In their efforts to help shrink the cyber workforce shortage, officials from the Office of the National Cyber Director (OCND) and the Cybersecurity and Infrastructure Security Agency (CISA) are emphasizing the need for collaboration and creation of a more robust culture of cybersecurity – starting with K-12 education on up.
Leaders from OCND and CISA talked about those efforts on Feb. 2 after the National Academy of Public Administrators’ (NAPA) recent report on the need for a national cyber workforce development strategy. ONCD Chief of Staff John Costello and CISA Chief of Staff Kiersten Todt spoke of how they plan to build that strategy, and their ongoing work to address the workforce shortage.
NAPA’s report recommends that ONCD create a national cyber strategy in concert with CISA and other partners that includes using education to encourage more people to choose cyber careers, using education and training to build alternative pathways to cyber careers, overcoming barriers to talent recruiting and matching, and assessing performance and innovation in workforce development practices.
“The recommendation that we had around strategy is essentially to provide a North Star for all of the different efforts that are ongoing in the government now and to really build on those efforts,” said Dan Chenok, one of the report’s authors, during the Feb. 2 panel discussion. He is a NAPA Fellow and Executive Director of the IBM Center for The Business of Government. Many of those different efforts he said, “were foundational to the development of a strategy across the government.”
Costello emphasized the need for collaboration with stakeholders across the Federal government, as well as in state and local governments and industry, in the creation of the national strategy. NAPA’s report similarly called for collaboration with CISA and other government stakeholders in building out a national strategy.
“[National Cyber Director] Chris [Inglis] has I think a favorite saying that has become a something that we say very frequently here which is, ‘If you want to go fast, go alone if you want to go far, go together,’” Costello said.
“As we look to find and to coordinate and to develop a strategy that can tackle a lot of these issues, that means we have to work across each of those lines,” he added. “Now for anybody who has worked in cyberspace so to speak, for the last few decades, that is not uncommon. The stakeholders are myriad … and they’re everywhere. And everybody has a role to play.”
Costello added that part of the work to start getting kids more accustomed to what cybersecurity careers look like begins with imparting good cyber hygiene and cybersecurity practices upon them starting at the elementary school level – especially as this next generation will be entirely made of digital natives.
“Just from a cybersecurity perspective, we need to make sure that our children in K-through-12 are understanding the elements of basic cyber hygiene and basic elements of how the systems and the software that they use works,” Costello said.
“From a basic perspective, children need to have an understanding of cyber hygiene and a basic understanding of how it works the same way we would say, ‘This is how an internal combustion engine works’ or [explaining how] our car works,” he added. “We need to be able to get to that point with kids.”
Todt said that while programs like CISA’s new Cyber Talent Management System and other workforce initiatives – which NAPA identified in its report as generally performing well – will be helpful tools to battle the workforce shortage, it will be incumbent upon CISA and others to build a greater culture of cybersecurity.

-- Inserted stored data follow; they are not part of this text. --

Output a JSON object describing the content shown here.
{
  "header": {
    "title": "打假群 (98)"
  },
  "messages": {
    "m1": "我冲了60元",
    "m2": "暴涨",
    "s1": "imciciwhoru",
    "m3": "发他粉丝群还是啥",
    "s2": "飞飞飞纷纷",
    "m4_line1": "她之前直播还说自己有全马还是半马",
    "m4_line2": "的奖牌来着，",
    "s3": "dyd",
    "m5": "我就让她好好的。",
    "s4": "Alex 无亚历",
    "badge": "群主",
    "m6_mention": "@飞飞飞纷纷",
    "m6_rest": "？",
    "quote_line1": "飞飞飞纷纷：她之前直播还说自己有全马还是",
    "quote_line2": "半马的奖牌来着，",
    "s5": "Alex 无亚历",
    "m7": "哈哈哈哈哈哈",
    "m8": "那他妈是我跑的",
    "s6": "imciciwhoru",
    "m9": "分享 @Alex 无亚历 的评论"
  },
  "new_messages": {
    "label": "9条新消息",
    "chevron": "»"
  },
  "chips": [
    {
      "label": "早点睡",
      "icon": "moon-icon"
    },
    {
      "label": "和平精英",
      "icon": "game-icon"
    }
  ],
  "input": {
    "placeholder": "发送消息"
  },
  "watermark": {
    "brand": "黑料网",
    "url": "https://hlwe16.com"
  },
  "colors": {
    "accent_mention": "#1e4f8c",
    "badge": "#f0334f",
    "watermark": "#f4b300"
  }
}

“We have the short-term goals with workforce, which is ‘what do we have right now? How do we build up the workforce in this moment?’” Todt said. “But what’s also really important is how we create the culture of cybersecurity. And I think we have a unique opportunity right now because all young children in elementary school are using technology.”
“It should be incumbent upon our educational system that as soon as the child gets an iPad issued to them in school to learn how to read or a Chromebook or whatever the device is … that the basics of cyber hygiene are educated to them, but that also this culture of cybersecurity is created,” she added.
“When you ask kids what they want to be, second and third graders talk about the people in their sphere – a doctor, a teacher, a construction worker, the checkout person at the grocery stores – what they see in their sphere. So if we’re able to bring cybersecurity into their sphere at an early age, then we create this culture of cybersecurity and importantly, this cultural workforce,” Todt concluded.
Todt said CISA is currently building out annual individual performance plans to help measure the success of its workforce development programs, but said success will also be measured by the agency’s outreach to institutions, and the engagement it sees.
Costello said that for ONCD’s part, success is a little more difficult to measure. One key to that, he said, will be making sure the office has the right data it needs to measure success and build good policies. The sprouting of statistical agencies now forming at larger Federal agencies will be helpful to that end, he added.